Chinese authorities seize $62 million in an alleged Ponzi scheme involving Filecoin miners
Chinese authorities have seized crypto assets worth 400 million yuan, or $62.5 million, as part of an investigation into an alleged Filecoin miner Ponzi scam.
Chinese authorities in the city of Xuzhou have detained 31 persons on suspicion of running Ponzi schemes. The suspects are connected to a Shanghai-based Filecoin miner manufacturer, IPFSUnion.
Local authorities confiscated crypto assets including ether, USDT, and FIL as part of the raid, Xinhua reported on Saturday. The article said that police officers detained the individuals in a number of locations, including Shanghai, Wuhan, and Shenzhen, but did not clarify whether they were all IPFSUnion workers or connected distributors.

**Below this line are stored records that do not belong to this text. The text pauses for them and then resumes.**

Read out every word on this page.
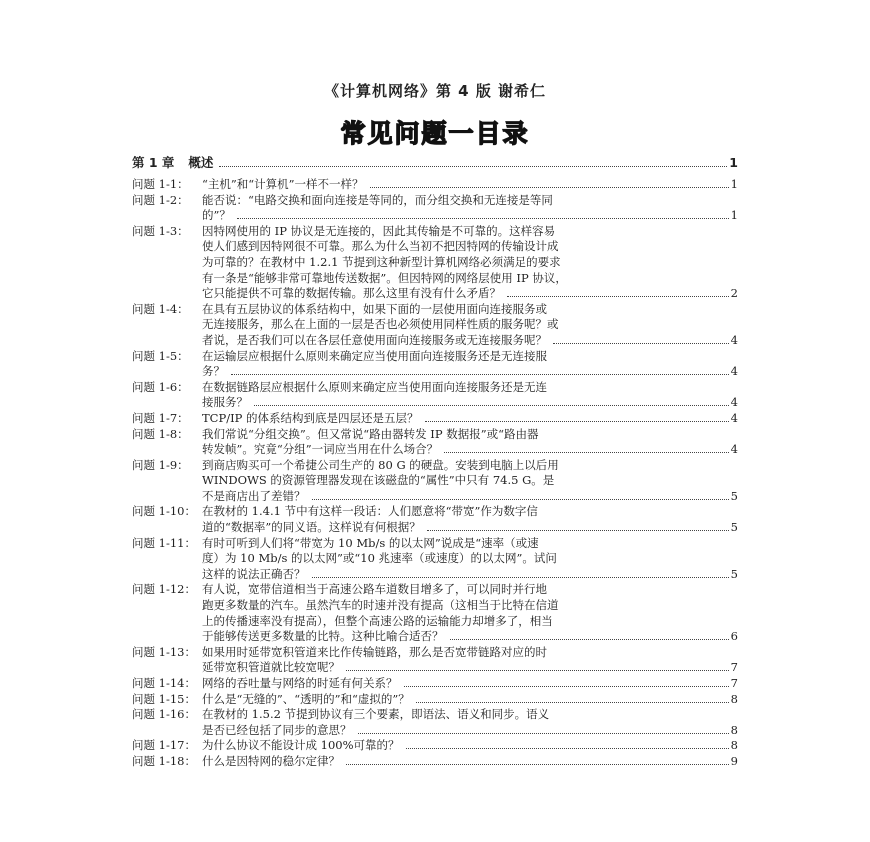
《计算机网络》第 4 版 谢希仁
常见问题一目录
第 1 章 概述	1
问题 1-1：	“主机”和“计算机”一样不一样？	1
问题 1-2：	能否说：“电路交换和面向连接是等同的，而分组交换和无连接是等同
的”？	1
问题 1-3：	因特网使用的 IP 协议是无连接的，因此其传输是不可靠的。这样容易
使人们感到因特网很不可靠。那么为什么当初不把因特网的传输设计成
为可靠的？在教材中 1.2.1 节提到这种新型计算机网络必须满足的要求
有一条是“能够非常可靠地传送数据”。但因特网的网络层使用 IP 协议，
它只能提供不可靠的数据传输。那么这里有没有什么矛盾？	2
问题 1-4：	在具有五层协议的体系结构中，如果下面的一层使用面向连接服务或
无连接服务，那么在上面的一层是否也必须使用同样性质的服务呢？或
者说，是否我们可以在各层任意使用面向连接服务或无连接服务呢？	4
问题 1-5：	在运输层应根据什么原则来确定应当使用面向连接服务还是无连接服
务？	4
问题 1-6：	在数据链路层应根据什么原则来确定应当使用面向连接服务还是无连
接服务？	4
问题 1-7：	TCP/IP 的体系结构到底是四层还是五层？	4
问题 1-8：	我们常说“分组交换”。但又常说“路由器转发 IP 数据报”或“路由器
转发帧”。究竟“分组”一词应当用在什么场合？	4
问题 1-9：	到商店购买可一个希捷公司生产的 80 G 的硬盘。安装到电脑上以后用
WINDOWS 的资源管理器发现在该磁盘的“属性”中只有 74.5 G。是
不是商店出了差错？	5
问题 1-10： 在教材的 1.4.1 节中有这样一段话：人们愿意将“带宽”作为数字信
道的“数据率”的同义语。这样说有何根据？	5
问题 1-11： 有时可听到人们将“带宽为 10 Mb/s 的以太网”说成是“速率（或速
度）为 10 Mb/s 的以太网”或“10 兆速率（或速度）的以太网”。试问
这样的说法正确否？	5
问题 1-12： 有人说，宽带信道相当于高速公路车道数目增多了，可以同时并行地
跑更多数量的汽车。虽然汽车的时速并没有提高（这相当于比特在信道
上的传播速率没有提高），但整个高速公路的运输能力却增多了，相当
于能够传送更多数量的比特。这种比喻合适否？	6
问题 1-13： 如果用时延带宽积管道来比作传输链路，那么是否宽带链路对应的时
延带宽积管道就比较宽呢？	7
问题 1-14： 网络的吞吐量与网络的时延有何关系？	7
问题 1-15： 什么是“无缝的”、“透明的”和“虚拟的”？	8
问题 1-16： 在教材的 1.5.2 节提到协议有三个要素，即语法、语义和同步。语义
是否已经包括了同步的意思？	8
问题 1-17： 为什么协议不能设计成 100%可靠的？	8
问题 1-18： 什么是因特网的稳尔定律？	9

IPFSUnion stated in a statement to its customers and partners on Friday that the suspects in the case purchased its equipment using allegedly unlawful earnings and that it is supporting authorities with their investigation. As a result, the corporation has restricted the number of miners in data centers to the maximum permitted by the authorities and may only restart full storage capacity after the inquiry is complete.
IPFSUnion is in the top ten Filecoin mining companies in terms of overall effective storage capacity and also offers miners and computing power directly to end-users or via distributors. It received financing from the Fuzhou government in China’s Jiangxi province early this year, as well as from Chinese crypto venture capital company Fenbushi Capital.
Additionally, it is unclear if IPFSUnion is being charged with participating directly in a Ponzi scheme or with intentionally permitting its distributors to oversell equipment that does not exist.
However, Ponzi schemes based on Filecoin miners have been somewhat prevalent in China since 2018, after Protocol Labs’ $200 million initial coins offering the previous year.
Prior to the launch of Filecoin’s test net and main net in 2020, the network’s architecture underwent many adjustments in terms of the hardware and software specs required to mine FIL, the network’s native cryptocurrency.
However, some Chinese firms and brokers took advantage of this knowledge gap to offer substandard or counterfeit Filecoin mining equipment to unsuspecting investors in China, promising high profits. In late 2018, Protocol Labs was forced to issue an anti-fraud statement to inform investors that it had no association with any mining equipment transactions.
Chinese media stated in March 2019 that one such self-claimed manufacturer reportedly defrauded hundreds of individuals out of $300 million through a multi-tier marketing operation for phony Filecoin miners.